Wednesday, November 27, 2013

Take a Danish Hygge Break

Pronounced “hue-gah,” the Danish term “hygge” means creating a nice, warm atmosphere and enjoying the good things in life with people you most enjoy. It is an absence of anything annoying or emotionally overwhelming and the presence of comforting, gentle and soothing things. Originating in Norway, where it meant well being, the high season of hygge is Christmas. Candles, mulled wine, fire places, blankets and scarves makes the long and cold winter season bearable and for many, quite enjoyable.

Danes are the happiest nation in the world for good reason – they make enjoyment a priority and take the time to celebrate/acknowledge simple, wonderful moments (like meals, visiting, being active or even just drinking coffee!) that nourish the soul. They find ways to incorporate hygge into their daily life so it becomes a natural extension rather than a forced and stressful event. By creating simple rituals without effort {such as brewing real tea with a little china cup every evening to stopping at the flower shop every week} the Danes see both the domestic and personal life as an art form and not every drudgery to get away from.

With Thanksgiving tomorrow, what better way to usher in the holiday season then with a variety of different ways to bring hygge into your everyday life.

• Pay attention to what makes you fell open hearted and alive. What are those simple rituals and pleasures that give meaning and comfort to you?
• Light up your space with candles (flame less are fine).

• Use your fireplace if you have one. If you can’t burn wood in it, consider candles or even a gas model.

• Even though it’s cold outside, adopt the Danes custom of warm clothing and invite friends over for an outside bonfire. A mug of cocoa, coffee, tea or even mulled hot cider are great ways to chill the night air as you stand close to the fire.

• Take a long soak in the bathtub by candlelight.

• Call a friend, dress warm, bring a mug of something hot and take a walk.

• Snuggle on the couch with books, magazines, and something warm to eat and drink.

• Invite people you enjoy for an evening of good food, conversation, games, music or whatever appeals to you and your friends. This part is important No cell phones or political discussions allowed.

• For the spaces in your house, where you spend the most time, surround them with things you love. Remember this isn’t about “having” but rather about being. Instead of going out and buying something new, put out an item you really enjoy seeing, but seldom do because it’s packed away for “safe keeping.”

• Make a warm cup of something, sit in a rocking chair, plays some music and spend a while enjoying your hygge break.

• Have a “cookie bake” where several friends come and bring their favorite recipes, which you will make over the course of the afternoon/evening.

• Involve your children, family and friends in preparing for the holidays ahead. Plan parties where you make presents for one another.
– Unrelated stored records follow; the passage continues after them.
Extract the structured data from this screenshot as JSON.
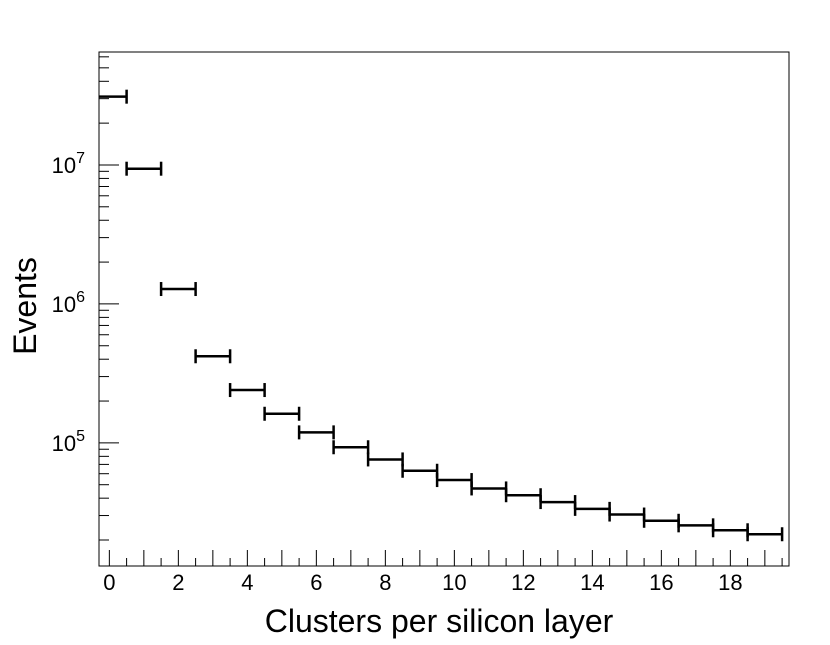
{
  "chart_data": {
    "type": "histogram",
    "title": "",
    "xlabel": "Clusters per silicon layer",
    "ylabel": "Events",
    "xlim": [
      -0.3,
      19.7
    ],
    "ylim": [
      13000,
      65000000
    ],
    "yscale": "log",
    "grid": false,
    "legend": "none",
    "x_ticks": [
      0,
      2,
      4,
      6,
      8,
      10,
      12,
      14,
      16,
      18
    ],
    "y_ticks": [
      {
        "value": 100000,
        "base": "10",
        "exp": "5"
      },
      {
        "value": 1000000,
        "base": "10",
        "exp": "6"
      },
      {
        "value": 10000000,
        "base": "10",
        "exp": "7"
      }
    ],
    "bin_width": 1,
    "series": [
      {
        "bin_centers": [
          0,
          1,
          2,
          3,
          4,
          5,
          6,
          7,
          8,
          9,
          10,
          11,
          12,
          13,
          14,
          15,
          16,
          17,
          18,
          19
        ],
        "values": [
          31000000,
          9400000,
          1280000,
          420000,
          240000,
          162000,
          119000,
          93000,
          76000,
          63000,
          54000,
          47000,
          42000,
          37500,
          33500,
          30500,
          27500,
          25500,
          23500,
          22000
        ]
      }
    ],
    "color": "#000000"
  }
}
If you need ideas, there are literally hundreds of ideas from the last four years of Take A Break.

• Turn off the TV and enjoy doing something with your family- games, telling stories, working on a crossword puzzle or Lego's together. Create a movie night, where each member of the family takes turns selecting the movie, make some snacks and depending on age, provide a brief introduction to the film. The film title is kept secret until “show time.”

• Keep hygge in mind when making or selecting presents this season. Since this is a time of year where it’s wonderful to snuggle up and be cozy, warm throws for the sofa, comfy slippers, candles made from beeswax and soy that are unscented, and a tea, coffee or cocoa set will be appreciated. Exceptional chocolates or other treats that you make or buy are always welcome.  Gift certificates for things like a pedicure, massage or a visit to the hair salon can make someone’s day.  If you like to knit or crochet, warm scarves, mittens and hats are perfect for this time of year. Keep it simple, make it yourself if you can, and surprise family and friends with something you enjoyed making. 

I’ve had so much fun working on this post. I think hygge is the Danes understanding that finding contentment, and certainly making room for it daily, leads to a good quality of life.